Hydraulic fracturing is a method of using pump rate and hydraulic pressure to fracture or crack a subterranean formation. Once the crack or cracks are made, high permeability proppant, relative to the formation permeability, is pumped into the fracture to prop open the crack. When the applied pump rates and pressures are reduced or removed from the formation, the crack or fracture cannot close or heal completely because the high permeability proppant keeps the crack open. The propped crack or fracture provides a high permeability path connecting the producing wellbore to a larger formation area to enhance the production of hydrocarbons.
The development of suitable fracturing fluids is a complex art because the fluids must simultaneously meet a number of conditions. For example, they must be stable at high temperatures and/or high pump rates and shear rates that can cause the fluids to degrade and prematurely settle out the proppant before the fracturing operation is complete. Various fluids have been developed, but most commercially used fracturing fluids are aqueous based liquids that have either been gelled or foamed. When the fluids are gelled, typically a polymeric gelling agent, such as a solvatable polysaccharide, is used. The thickened or gelled fluid helps keep the proppants within the fluid. Gelling can be accomplished or improved by the use of crosslinking agents or crosslinkers that promote crosslinking of the polymers together, thereby increasing the viscosity of the fluid.
The recovery of fracturing fluids may be accomplished by reducing the viscosity of the fluid to a low value so that it may flow naturally from the formation under the influence of formation fluids. Crosslinked gels generally require viscosity breakers to be injected to reduce the viscosity or “break” the gel. Enzymes, oxidizers, and acids are known polymer viscosity breakers. Enzymes are effective within a pH range, typically a 2.0 to 10.0 range, with increasing activity as the pH is lowered towards neutral from a pH of 10.0. Most conventional borate crosslinked fracturing fluids and breakers are designed from a fixed high crosslinked fluid pH value at ambient temperature and/or reservoir temperature.
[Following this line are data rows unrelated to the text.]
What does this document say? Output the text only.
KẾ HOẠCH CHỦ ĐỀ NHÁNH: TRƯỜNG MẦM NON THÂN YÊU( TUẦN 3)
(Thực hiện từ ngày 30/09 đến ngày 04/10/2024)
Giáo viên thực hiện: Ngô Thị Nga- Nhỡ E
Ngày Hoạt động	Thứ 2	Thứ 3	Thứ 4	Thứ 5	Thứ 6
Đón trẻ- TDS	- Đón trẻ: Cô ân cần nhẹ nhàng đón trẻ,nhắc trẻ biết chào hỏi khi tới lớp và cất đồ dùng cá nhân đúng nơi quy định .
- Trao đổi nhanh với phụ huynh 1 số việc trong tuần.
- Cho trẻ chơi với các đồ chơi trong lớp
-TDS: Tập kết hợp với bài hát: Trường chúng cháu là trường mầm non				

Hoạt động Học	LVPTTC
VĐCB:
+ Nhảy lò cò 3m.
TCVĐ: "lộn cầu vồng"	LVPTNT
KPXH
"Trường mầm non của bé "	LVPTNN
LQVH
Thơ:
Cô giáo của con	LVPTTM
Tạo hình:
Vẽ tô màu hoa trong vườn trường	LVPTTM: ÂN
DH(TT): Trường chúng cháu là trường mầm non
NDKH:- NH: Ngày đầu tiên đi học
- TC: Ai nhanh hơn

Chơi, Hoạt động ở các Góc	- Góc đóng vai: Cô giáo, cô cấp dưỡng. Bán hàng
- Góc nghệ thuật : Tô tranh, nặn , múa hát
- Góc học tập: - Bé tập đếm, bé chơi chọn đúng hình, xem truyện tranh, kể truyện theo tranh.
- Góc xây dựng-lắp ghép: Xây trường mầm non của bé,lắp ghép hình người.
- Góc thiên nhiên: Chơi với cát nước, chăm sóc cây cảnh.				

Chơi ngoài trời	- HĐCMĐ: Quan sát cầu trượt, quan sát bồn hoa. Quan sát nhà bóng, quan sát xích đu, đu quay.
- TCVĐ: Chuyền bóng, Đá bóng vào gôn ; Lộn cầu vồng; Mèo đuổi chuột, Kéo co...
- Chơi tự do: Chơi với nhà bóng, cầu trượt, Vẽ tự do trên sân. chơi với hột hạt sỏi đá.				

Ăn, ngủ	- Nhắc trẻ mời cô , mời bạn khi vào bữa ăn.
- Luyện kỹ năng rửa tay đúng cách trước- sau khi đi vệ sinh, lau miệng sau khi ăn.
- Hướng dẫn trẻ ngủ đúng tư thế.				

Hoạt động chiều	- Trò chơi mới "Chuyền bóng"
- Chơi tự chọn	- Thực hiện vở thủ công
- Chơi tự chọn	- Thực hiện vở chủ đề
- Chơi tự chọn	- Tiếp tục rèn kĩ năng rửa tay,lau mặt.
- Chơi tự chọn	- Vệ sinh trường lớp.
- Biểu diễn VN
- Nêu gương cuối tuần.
Optimizing the pH for a borate crosslinked gel is important to achieve proper crosslink stability and controlled enzyme breaker activity.
While polymers have been used in the past as gelling agents in fracturing fluids to carry or suspend solid particles as noted, such polymers require separate breaker compositions to be injected to reduce the viscosity. Further, such polymers tend to leave a coating on the proppant and a filter cake of dehydrated polymer on the fracture face even after the gelled fluid is broken. The coating and/or the filter cake may interfere with the functioning of the proppant. Studies have also shown that “fish-eyes” and/or “microgels” present in some polymer gelled carrier fluids will plug pore throats, leading to impaired leakoff and causing formation damage.
Recently it has been discovered that aqueous drilling and treating fluids may be gelled or have their viscosity increased by the use of non-polymeric viscoelastic surfactants (VES). These VES materials are advantageous over the use of polymer gelling agents in that they do not damage the formation, leave a filter cake on the formation face, coat the proppant or create microgels or “fish-eyes”. It is still necessary, however, to provide some mechanism that will break the viscosity of VES-gelled fluids.
It is known to use bacteria in biodegradation, bioremediation, or microbe enhanced oil recovery (MEOR) techniques. Bacteria are primarily known to decompose reservoir hydrocarbons to produce more easily producible fluids, or to decompose hydrocarbon-based pollutants to environmentally acceptable states.
It is also known that bacteria will degrade drilling fluids. U.S. Pat. No. 3,612,178 discloses a flow-stimulating liquid solution and methods of used based primarily on the combination of a linear alkyl sulfonate as a detergent and penetrant, serving as a special carrier for a lauric amide emulsifier to draw oil into an emulsion and for a phosphate, as sodium phosphate, to draw water into the emulsion. A preservative is added to inhibit deterioration due to bacteria. Similarly, U.S. Pat. No. 3,800,872 relates to methods for recovery of petroleum from a subterranean formation which include injecting into the formation an aqueous flooding medium which assumes a viscosity in oil-rich portions of the formation that is significantly less than the viscosity assumed in the portions low in oil content, the flooding medium thereby preferentially driving the oil, as opposed to water, from the formation. The flooding medium may include a material such as guar that imparts a high viscosity but is subject to rapid degradation by the bacteria in the formation, and a poisoning agent for the bacteria, such as ortho-cresol, which is preferentially soluble in oil. The use of bacteria to directly digest or degrade polymeric gels used in fracturing is also known. However, it is presently unknown to use bacteria and/or enzymes to break viscosities of fluids gelled using viscoelastic surfactants.
General background information concerning biodegrading surfactants may be found in D. R. Karsa, et al., ed., Biodegradability of Surfactants, Blackie Academic & Professional, 1995.
It would be desirable if a viscosity breaking system could be devised to break the viscosity of fracturing fluids gelled with viscoelastic surfactants.